I’ve always been a sucker for a well-done redemption arc in my fictions of choice, in both written and visual media. And I’ve always been puzzled by the vocal commentary that always arises on such occasions, to the effect that so-and-so doesn’t deserve redemption. Because – in my cultural tradition, at least – the whole point of redemption is that it isn’t something you get because you deserve it, it’s something you get because you’ve done something bad enough that you need it.
But if the naysayers are operating out of a definition of “redemption” that has no theological or philosophical dimension to it, but is instead merely a shorter way of saying “rehabilitation in the court of public opinion” . . . well, I may still think that a lot of them are full of it, but at least I can understand how they got there.
(Also – if you’re going to write a redemption arc, don’t cheat by making your character-to-be-redeemed guilty of something that they/their culture think is a Big Wrong Thing but that we, enlightened souls that we are, consider to be Not Really That Big a Deal. They need to be really and truthfully guilty of something really and truthfully bad, or there’s no point to the exercise.)
Reblogged this on Madhouse Manor.
Redemption might be at its most interesting when stripped of philosophy and theology.
With some idea of an absolute – or at least objective – measure of worth, doing enough good to outweigh the bad becomes a question of maths.
But with no measure other than perception, someone seeking redemption has a choice of focusing on doing good or promoting the good they have done; and if they choose promotion, a choice of methods to promote it.
Either way, it provides the writer with a character who has an interesting past (however dark) and who is actively doing something in the present to make up for it, or who is struggling with being pushed or pulled in that direction for some reason.
Which is a lot more interesting, as far as most readers are concerned, than a character who just sits around feeling guilty.
(A character with a dark past who doesn’t feel guilty and keeps on doing dark stuff may also be interesting to the reader, but he or she is inhabiting a different kind of story.)
I think for me a key aspect of redemption is that the person has to, at some point, both understand and be sorry for what they have done. If what they did wasn’t an accident then this requires an aspect of their character to change. I don’t find it necessary for the person to achieve anything.

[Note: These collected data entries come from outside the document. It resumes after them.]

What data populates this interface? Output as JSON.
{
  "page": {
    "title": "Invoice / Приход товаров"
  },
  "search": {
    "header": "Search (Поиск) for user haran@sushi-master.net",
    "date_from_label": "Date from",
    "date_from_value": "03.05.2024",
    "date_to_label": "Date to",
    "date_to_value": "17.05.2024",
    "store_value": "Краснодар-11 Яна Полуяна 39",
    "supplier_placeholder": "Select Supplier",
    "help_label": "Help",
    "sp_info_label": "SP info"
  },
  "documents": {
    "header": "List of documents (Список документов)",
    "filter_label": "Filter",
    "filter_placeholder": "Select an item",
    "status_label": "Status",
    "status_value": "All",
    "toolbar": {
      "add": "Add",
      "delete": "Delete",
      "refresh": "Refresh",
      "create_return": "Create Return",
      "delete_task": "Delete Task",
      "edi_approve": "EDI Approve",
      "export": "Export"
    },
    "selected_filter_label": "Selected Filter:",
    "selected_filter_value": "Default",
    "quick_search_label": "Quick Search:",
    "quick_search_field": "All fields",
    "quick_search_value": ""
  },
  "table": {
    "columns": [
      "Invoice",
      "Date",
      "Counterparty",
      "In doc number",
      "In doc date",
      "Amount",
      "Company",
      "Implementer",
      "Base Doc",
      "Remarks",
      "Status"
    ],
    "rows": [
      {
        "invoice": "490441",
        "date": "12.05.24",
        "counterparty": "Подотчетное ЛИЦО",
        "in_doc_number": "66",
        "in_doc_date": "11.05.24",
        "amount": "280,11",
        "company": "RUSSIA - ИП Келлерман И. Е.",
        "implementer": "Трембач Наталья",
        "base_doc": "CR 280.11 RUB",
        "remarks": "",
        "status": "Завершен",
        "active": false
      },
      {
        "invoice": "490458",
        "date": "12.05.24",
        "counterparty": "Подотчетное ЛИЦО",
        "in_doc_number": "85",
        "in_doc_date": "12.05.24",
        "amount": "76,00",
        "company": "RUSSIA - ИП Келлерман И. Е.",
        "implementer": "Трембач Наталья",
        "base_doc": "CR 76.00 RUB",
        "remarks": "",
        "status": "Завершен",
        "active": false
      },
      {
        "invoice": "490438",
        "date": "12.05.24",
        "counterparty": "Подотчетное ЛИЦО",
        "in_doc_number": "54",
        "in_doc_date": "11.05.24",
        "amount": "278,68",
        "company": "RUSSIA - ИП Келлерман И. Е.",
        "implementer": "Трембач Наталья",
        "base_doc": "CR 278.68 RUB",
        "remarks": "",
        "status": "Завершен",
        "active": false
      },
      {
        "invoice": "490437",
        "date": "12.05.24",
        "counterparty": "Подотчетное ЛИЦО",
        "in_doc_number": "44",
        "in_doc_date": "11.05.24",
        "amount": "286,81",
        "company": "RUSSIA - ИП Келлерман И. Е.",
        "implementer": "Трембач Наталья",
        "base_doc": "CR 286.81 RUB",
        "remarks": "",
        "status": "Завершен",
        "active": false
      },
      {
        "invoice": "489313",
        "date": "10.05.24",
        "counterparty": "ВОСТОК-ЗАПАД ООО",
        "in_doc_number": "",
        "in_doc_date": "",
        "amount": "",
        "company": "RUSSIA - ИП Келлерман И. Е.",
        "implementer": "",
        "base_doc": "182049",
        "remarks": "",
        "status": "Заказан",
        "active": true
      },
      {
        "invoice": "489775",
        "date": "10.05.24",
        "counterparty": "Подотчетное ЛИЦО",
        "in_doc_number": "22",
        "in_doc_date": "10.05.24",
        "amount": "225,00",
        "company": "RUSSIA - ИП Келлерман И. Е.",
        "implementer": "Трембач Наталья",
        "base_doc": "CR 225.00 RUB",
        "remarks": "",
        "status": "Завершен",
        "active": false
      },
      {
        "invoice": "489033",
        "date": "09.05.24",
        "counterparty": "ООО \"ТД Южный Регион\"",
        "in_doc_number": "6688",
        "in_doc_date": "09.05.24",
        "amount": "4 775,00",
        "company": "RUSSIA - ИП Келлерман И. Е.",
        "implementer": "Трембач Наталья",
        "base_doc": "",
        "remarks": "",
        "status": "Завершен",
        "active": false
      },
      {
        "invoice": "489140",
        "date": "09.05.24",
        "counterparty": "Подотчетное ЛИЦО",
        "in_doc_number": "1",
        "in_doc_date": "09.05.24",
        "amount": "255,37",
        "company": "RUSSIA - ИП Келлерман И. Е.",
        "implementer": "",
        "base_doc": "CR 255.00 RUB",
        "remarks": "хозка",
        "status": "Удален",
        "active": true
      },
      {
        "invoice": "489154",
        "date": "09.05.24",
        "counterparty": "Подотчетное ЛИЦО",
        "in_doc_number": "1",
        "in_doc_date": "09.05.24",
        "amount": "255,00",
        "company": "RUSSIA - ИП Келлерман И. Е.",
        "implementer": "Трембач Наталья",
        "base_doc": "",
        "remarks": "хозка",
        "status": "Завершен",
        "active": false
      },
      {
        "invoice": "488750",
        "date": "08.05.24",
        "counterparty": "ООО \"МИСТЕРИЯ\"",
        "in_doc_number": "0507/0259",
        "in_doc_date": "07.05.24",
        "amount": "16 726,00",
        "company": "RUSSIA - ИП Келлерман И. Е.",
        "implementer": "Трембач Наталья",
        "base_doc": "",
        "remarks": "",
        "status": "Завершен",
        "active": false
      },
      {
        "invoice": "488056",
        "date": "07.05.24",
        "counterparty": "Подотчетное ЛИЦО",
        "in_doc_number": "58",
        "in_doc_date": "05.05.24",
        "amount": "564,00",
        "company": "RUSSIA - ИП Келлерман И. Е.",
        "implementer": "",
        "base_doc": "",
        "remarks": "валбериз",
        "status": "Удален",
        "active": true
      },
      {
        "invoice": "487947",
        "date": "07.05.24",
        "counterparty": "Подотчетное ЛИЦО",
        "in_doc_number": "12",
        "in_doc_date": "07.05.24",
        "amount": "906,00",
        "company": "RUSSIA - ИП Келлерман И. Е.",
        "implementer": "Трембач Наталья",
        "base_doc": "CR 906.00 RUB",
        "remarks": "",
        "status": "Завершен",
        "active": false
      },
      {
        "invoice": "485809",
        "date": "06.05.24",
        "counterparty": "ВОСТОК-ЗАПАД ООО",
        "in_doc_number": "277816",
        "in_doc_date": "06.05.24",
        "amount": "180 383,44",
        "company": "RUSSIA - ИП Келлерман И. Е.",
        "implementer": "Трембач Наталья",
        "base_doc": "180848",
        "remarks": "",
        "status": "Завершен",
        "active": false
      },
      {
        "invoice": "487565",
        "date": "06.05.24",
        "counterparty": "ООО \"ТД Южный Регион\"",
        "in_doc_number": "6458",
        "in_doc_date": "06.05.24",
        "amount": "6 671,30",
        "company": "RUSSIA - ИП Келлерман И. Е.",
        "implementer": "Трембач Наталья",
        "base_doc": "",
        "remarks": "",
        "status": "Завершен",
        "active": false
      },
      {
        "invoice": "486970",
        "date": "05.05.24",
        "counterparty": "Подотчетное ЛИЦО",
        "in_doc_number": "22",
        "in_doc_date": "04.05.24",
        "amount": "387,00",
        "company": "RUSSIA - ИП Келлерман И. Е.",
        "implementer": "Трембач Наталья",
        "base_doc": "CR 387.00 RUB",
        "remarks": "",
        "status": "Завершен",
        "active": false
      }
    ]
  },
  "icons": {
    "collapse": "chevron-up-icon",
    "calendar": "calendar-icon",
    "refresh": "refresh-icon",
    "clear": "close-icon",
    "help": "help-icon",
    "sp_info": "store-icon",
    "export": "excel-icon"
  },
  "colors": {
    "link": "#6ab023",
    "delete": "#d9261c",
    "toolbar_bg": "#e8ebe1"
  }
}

King Lear exiles his daughter and, having realised his mistake, encourages her to join in a war that kills her, but by the end of the play I do feel he has a measure of redemption. On the other hand, I never really believed in Lester’s redemption in American Beauty, because to me it came across as a temporary change in behaviour which I didn’t believe would have persisted if he hadn’t been killed. Since many people disagree with me on that one, I think redemption really depends on how you read that key moment of character change and whether you can believe it.